In front of Sunny’s Bar in very hip Red Hook (NYC) sits this splendid survivor ’53 Willys pickup obviously still doing the work it was designed to do: haul loads. Triborough has been documenting its comings and goings with a terrific set of pictures at the Cohort, so lets pick a few and see what the cargo consists of.
The most common load is garbage bags; mixed in this case.
Or all black, as on this day.
Fresh bales of straw…
And sprouting ones. Are they the same ones a month or so later?
And no load at all. Few things I like more than seeing old trucks still hauling the goods.
Here’s my CC on an old Willys Pickup in my neighborhood also still hauling loads
There is an almost identical but lifted one that I see around town once and while.
I agree that it’s nice to see oldies still hauling the goods, but that thing isn’t fit for service with the sag in the middle and the ancient bias-plys it’s rolling on.
I don’t see any sag in the middle, and I sincerely doubt there is one. I think it may be the angle it’s sitting that might make you think it has a sag.
Someone restore this beautiful thing before it splits in half from the rustmonster
My Dad used to tell a story of how he sold an old 40’s Ford that sagged and had a welded frame. The guy that bought it broke it in half going over railroad tracks. This was in Erie, Pa. right after the war as cars were hard to get. I’m sure it was a total rustbucket. He said he sold it for a good price (don’t remember how much). He was working in a garage in the grease pit when the buyer came looking for him, said he froze his ass off waiting for the guy to leave!
There’s definite dag in the middle. Under the cowl. Not necessarily rust, it may have taken a jump and bent the frame. It makes a cool street/yard ornament, but I’d hate to drive that beast very far.
It is definitely swaybacked. Surprised it still passes NY inspection.
Cost might be prohibitive but if you can straighten frames after an accident I am pretty sure an old unit like this can be straightened. Too good to park.
Most of the time I find it to be cheaper to fix than replace.
Saw these on the Cohort and hoped they’d get a full audience. Very cool.
This looks pretty good for old vehicle in New York standards. I can still see the edges of the fenders, the bottoms of the doors, and the sides of the bed are mostly intact. Chevy C/Ks often get more swayback and rustier than this. As long as the frame is mostly intact or the rust is not uber intense New York does not care. However, some shops are more strict than others and I saw plenty of rustier vehicles when I lived there. If the vehicle is pre-1996 then to hell with emissions to boot!
Why are 98% of old pickups either red or this color of green? Not complaining, just observing. My 63 F100 was this color too.

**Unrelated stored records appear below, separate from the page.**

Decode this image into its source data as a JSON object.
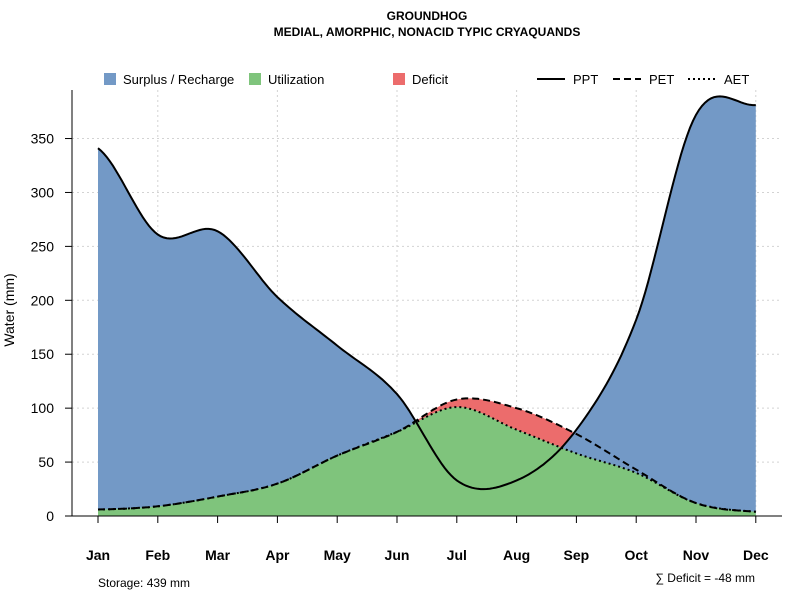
{
  "chart_data": {
    "type": "area",
    "title": "GROUNDHOG",
    "subtitle": "MEDIAL, AMORPHIC, NONACID TYPIC CRYAQUANDS",
    "xlabel": "",
    "ylabel": "Water (mm)",
    "ylim": [
      0,
      395
    ],
    "yticks": [
      0,
      50,
      100,
      150,
      200,
      250,
      300,
      350
    ],
    "categories": [
      "Jan",
      "Feb",
      "Mar",
      "Apr",
      "May",
      "Jun",
      "Jul",
      "Aug",
      "Sep",
      "Oct",
      "Nov",
      "Dec"
    ],
    "series": [
      {
        "name": "PPT",
        "style": "solid",
        "values": [
          341,
          261,
          264,
          203,
          158,
          113,
          33,
          33,
          80,
          182,
          372,
          381
        ]
      },
      {
        "name": "PET",
        "style": "dashed",
        "values": [
          6,
          9,
          18,
          30,
          56,
          78,
          108,
          100,
          76,
          43,
          12,
          4
        ]
      },
      {
        "name": "AET",
        "style": "dotted",
        "values": [
          6,
          9,
          18,
          30,
          56,
          78,
          101,
          80,
          58,
          40,
          12,
          4
        ]
      }
    ],
    "legend": [
      {
        "label": "Surplus / Recharge",
        "color": "#7399C6"
      },
      {
        "label": "Utilization",
        "color": "#7FC47C"
      },
      {
        "label": "Deficit",
        "color": "#EC6C6C"
      }
    ],
    "legend_lines": [
      "PPT",
      "PET",
      "AET"
    ],
    "legend_position": "top",
    "grid": true,
    "annotations": {
      "storage": "Storage: 439 mm",
      "deficit": "∑ Deficit = -48 mm"
    }
  }
}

The sway could also be soft front cab mounts, a problem on older Ford pickups in the rustbelt.
Downstate NY vehicles don’t get rusty as quickly as Upstaters, if only because anything more than 3-4 inches and many people just don’t take their cars out.
The frame certainly is sagged, it’s visible in all three side profile pictures. 61 years of heavy loads will do that.
Perhaps the three on the tree and clutch pedal are a theft deterrent in this modern day and age…
I was going to add that in the first pic, the hood appears slightly raised, skewing the sight angles, esp with a rear end that seems higher than the front.
But then I scratched my head and decided that once the running boards rotted off, the chassis probably lost 50% of its structural integrity. Next month after the snow melts, the truck will be folded up like a reverse wallet, with green on the outside and brown on the inside.
Ah, the Red Hook Willys. I took my Baja out to see it a while back and managed to make off with this photo. The owners at the bar were very nice, too.
http://autofrei.files.wordpress.com/2013/01/p1052133a.jpg
My mother-in-law told me about a ’49 Willys pickup for sale just up the road from her, so I went to take a look at it. It looked fairly solid, but for three grand it needed a lot of work, so it’s another car on the “cars I didn’t buy” list.
Still fun to see this one running still around, even if it has seen better days.